At a hearing at the Scottish Social Services Council (SSSC) in Dundee yesterday, a panel decided that Miss Murray’s fitness to practise is not impaired and she can continue to work in care.

Miss Murray admitted the charges of leaving Resident A, who required the use of bed rails, “unattended in a bed when a bed rail had been lowered”, which contributed to her fall and her death. She also admitted failing to use an emergency buzzer to seek assistance.

But in his conclusion, panel chairman David Pia said: “Your behaviour was a momentary lapse and highly unlikely to be repeated.”

The panel heard yesterday that on April 22 at 7.30am, Miss Murray had attended Resident A by herself.

She lowered the bed rails and went to retrieve an item from the bathroom, during which time, the 98-year-old woman fell from the bed.

Miss Murray claims she immediately shouted for assistance despite protocol meaning that an alarm buzzer should have been sounded.

A visibly upset Miss Murray, who had no legal representative, admitted all the allegations but did not accept that her fitness to practise was impaired.

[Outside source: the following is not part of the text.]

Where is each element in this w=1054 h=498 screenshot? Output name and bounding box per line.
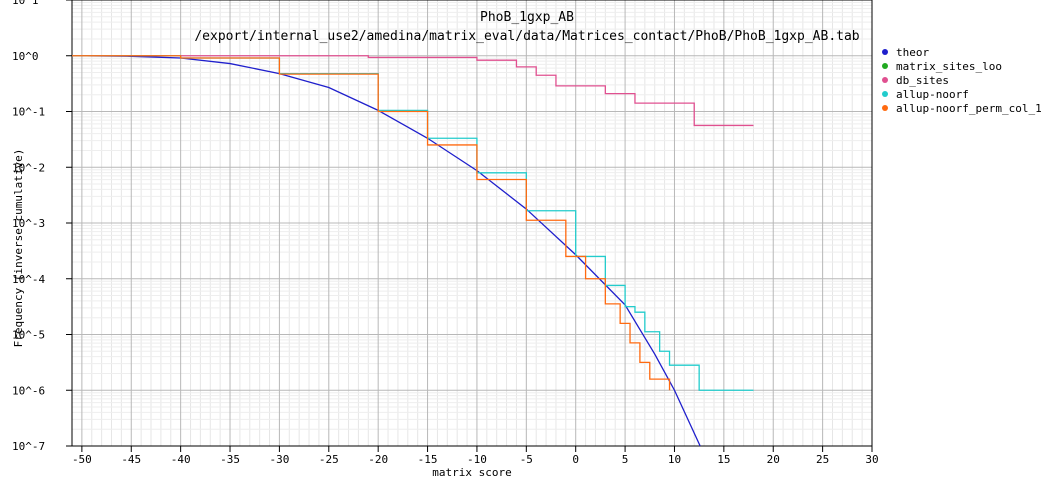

She said she took “full responsibility” for what happened and that it was “a genuine mistake”, adding: “I feel like I’ve not been supported by my employer but I know I’m to blame and it’s my fault.

“There should have been two people in that room but we were working under pressure and short-staffed.

“When she fell I was in a panic and could hear a nurse outside so naturally shouted for her instead of using the buzzer.

“It’s had a massive impact on me, there’s not a day goes by where I don’t think about it.

“I absolutely loved my job. Care is a passion of mine.”

Mr Pia added: “You understand why the public may be concerned and that extra training will be required. The panel was impressed by your evidence and you’ve shown humility.

“You showed regret and understood the seriousness of the incident.”

A spokesman for her former employer, HC-One, said: “We will be reviewing the decision by the SSSC’s panel as well as our evidence.

“We would like to reiterate that nothing is more important to us than the health, safety and wellbeing of those we support and we will always act to ensure our residents receive the kindest care.”